While we were up there I had a really hard time, and shed alot of tears, and just wished that I could protect my baby, and Andy was so strong, and stood by me, and held me when I cried, and was there for me. I couldn't ask for a better husband or father. Now it is my turn to do the same for him. Everything has finally hit him, and he realized that he almost lost his baby. I think Rhett senses this, because Andy will sit there and watch him, and Rhett will look up at him and you can just see the absolute love and adoration in his eyes, like he is saying Daddy I love you and I am going to be ok. Then he reaches for him, and grins and gives him a huge hug. It just melts my heart, to know that Rhett understands and knows that we are going through a rough time, and that HE is trying to comfort US.

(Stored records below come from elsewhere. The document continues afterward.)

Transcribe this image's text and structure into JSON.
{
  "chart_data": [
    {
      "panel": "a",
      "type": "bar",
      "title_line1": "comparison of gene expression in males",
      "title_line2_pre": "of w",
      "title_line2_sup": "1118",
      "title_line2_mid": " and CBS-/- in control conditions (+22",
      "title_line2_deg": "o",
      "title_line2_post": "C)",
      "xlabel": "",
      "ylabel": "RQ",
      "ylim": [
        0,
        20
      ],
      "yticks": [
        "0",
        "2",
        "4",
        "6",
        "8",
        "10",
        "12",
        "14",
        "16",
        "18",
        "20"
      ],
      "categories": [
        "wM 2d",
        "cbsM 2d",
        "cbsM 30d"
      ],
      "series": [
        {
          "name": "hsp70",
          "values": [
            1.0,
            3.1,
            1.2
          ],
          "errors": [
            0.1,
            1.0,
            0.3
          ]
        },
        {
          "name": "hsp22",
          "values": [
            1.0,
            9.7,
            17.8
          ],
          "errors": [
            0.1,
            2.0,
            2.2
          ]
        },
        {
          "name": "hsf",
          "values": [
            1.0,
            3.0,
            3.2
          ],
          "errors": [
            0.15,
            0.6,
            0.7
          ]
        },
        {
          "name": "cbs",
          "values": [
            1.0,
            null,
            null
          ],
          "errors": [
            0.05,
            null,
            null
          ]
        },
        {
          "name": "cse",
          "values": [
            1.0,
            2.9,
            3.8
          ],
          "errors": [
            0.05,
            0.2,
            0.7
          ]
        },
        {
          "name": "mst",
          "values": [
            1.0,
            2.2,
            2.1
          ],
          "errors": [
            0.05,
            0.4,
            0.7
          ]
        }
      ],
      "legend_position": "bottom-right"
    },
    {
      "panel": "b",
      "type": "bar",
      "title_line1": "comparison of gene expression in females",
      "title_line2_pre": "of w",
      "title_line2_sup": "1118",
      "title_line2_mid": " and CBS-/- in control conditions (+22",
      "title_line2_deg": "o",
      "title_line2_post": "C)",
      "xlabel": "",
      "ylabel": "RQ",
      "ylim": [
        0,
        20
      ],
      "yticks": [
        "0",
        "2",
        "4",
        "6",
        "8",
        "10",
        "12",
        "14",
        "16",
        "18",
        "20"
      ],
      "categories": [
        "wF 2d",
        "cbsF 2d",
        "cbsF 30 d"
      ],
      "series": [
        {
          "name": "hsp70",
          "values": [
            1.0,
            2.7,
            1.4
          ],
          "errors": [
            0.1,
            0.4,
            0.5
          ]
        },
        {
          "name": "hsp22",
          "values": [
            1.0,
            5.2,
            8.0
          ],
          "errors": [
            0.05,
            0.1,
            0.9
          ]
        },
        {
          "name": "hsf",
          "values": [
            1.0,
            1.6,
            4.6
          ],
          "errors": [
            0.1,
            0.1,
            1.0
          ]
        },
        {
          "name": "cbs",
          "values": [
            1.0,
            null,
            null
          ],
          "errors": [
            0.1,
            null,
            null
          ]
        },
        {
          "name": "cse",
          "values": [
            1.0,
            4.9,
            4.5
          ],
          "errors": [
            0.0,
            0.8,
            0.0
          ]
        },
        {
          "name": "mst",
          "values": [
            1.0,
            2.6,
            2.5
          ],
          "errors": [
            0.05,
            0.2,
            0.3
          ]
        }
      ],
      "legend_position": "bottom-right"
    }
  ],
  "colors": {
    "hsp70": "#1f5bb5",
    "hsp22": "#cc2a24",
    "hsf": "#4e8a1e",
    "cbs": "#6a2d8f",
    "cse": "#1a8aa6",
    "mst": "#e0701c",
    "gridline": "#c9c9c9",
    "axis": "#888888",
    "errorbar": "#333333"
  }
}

I am so thankful that I have all of my kids, after being in the PICU for 9 days it amazes me that any of us have normal healthy children walking around, and I have to remind myself that it is such a tiny percent of the population that is up there fighting for their lives. I really hope that Rhett isn't harboring anymore secerts in that little body of his. His morgagni hernia that he had was such a rare thing, that all of his nurses and doctors had to read up on it because it just never happens.

Thank you once again for all of your prayers and thoughts, I know that the power of prayer works, and it helps people heal. I don't think we could have made it through all of this without your support. Now we are looking forward to every second that we have left here on this earth, and we are not going to waste a minute of it!!!!!! I will post some homecoming pics later. Right now I am going to endulge in some cheesecake and cuddle with my boy!

6 comments:

Anonymous said...

I am so glad Rhett is doing so well and that you guys ot to go home! Enjoy every second of it.

Jessica said...

I'm so happy to hear Rhett is home! I will continue to pray for you guys and enjoy your cuddles and cheesecake!!!

Jen said...

Such great news! I know you guys are just thrilled to be home; especially Rhett. I'm so sorry all of this happened to you guys...do the best you can to put it all behind you, and get on with normal, boring, everyday, wonderful life!

Anonymous said...

Oh Pam. I am so glad to hear that you are all where you belong - HOME AT LAST. Dear Rhett is such a fighter and you and Andy are so very strong. And Rhett is reaching out for you...trying to alleviate some of your stress. Funny how our babies do that - love the people that need it most! I thank God that you are home and...You’ll continue to be in our prayers.

Michelle and Elliot (from T21)

jennifergg said...

Here's to cheesecake and hugs and terrific husband and being HOME. I can't tell you how happy this post made me...HOORAY!

Robin said...

What a joyous day and such a precious boy you have. We will pray for his continued recovery. So glad to hear you are all in the comfort of your own home. Enjoy every precious moment...sounds like you are.